“La Romano ci riprova”. Accorpamenti delle scuole senza concertazione

«Chissà che numero ha fatto l’assessore Silvana Romano, stiamo ancora aspettando la sua chiamata». È sarcastico Dario Cauzer, segretario provinciale della Cisl Scuola, dopo l’annuncio del comune di Gorizia del piano di accorpamento delle scuole comunali. «Siamo davvero stufi di leggere sui giornali che le mosse della giunta comunale sono avvenute dopo “un lungo percorso di incontri e confronti” – continua –. Incontri che, se sono avvenuti, non hanno mai coinvolto i rappresentanti sindacali».
Cauzer ricorda che «è stata ignorata ogni nostra proposta per migliorare un piano che fa acqua da tutte le parti, e che era stato oggetto di una dettagliata presa di posizione contraria da parte degli organi collegiali della direzione didattica di via Zara.
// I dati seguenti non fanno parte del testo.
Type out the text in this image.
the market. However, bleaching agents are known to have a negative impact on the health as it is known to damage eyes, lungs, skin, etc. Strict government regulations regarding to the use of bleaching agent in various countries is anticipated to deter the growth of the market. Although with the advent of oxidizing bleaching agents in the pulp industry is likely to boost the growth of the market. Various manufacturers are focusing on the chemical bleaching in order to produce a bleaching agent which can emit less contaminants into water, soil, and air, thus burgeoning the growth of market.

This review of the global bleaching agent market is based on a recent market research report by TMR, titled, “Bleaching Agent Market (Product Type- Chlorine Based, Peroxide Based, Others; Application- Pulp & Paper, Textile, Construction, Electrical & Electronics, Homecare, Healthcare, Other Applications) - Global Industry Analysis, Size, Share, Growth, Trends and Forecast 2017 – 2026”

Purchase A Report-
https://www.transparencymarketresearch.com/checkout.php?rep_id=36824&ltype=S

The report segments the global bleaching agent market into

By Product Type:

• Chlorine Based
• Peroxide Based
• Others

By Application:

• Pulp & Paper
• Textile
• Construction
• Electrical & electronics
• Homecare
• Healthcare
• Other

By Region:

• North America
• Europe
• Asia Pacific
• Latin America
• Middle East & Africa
Stavamo ancora aspettando un incontro che si faceva aspettare da mesi quando abbiamo appreso dalla stampa che era stato tutto bell’e fatto, e che le organizzazioni dei lavoratori erano d’accordo. Ma non è assolutamente vero – incalza –, prova ne è la netta presa di posizione di Cgil, Cisl e Uil regionali che bocciano il taglio di 22 istituti scolastici varato dall’assessore Molinaro».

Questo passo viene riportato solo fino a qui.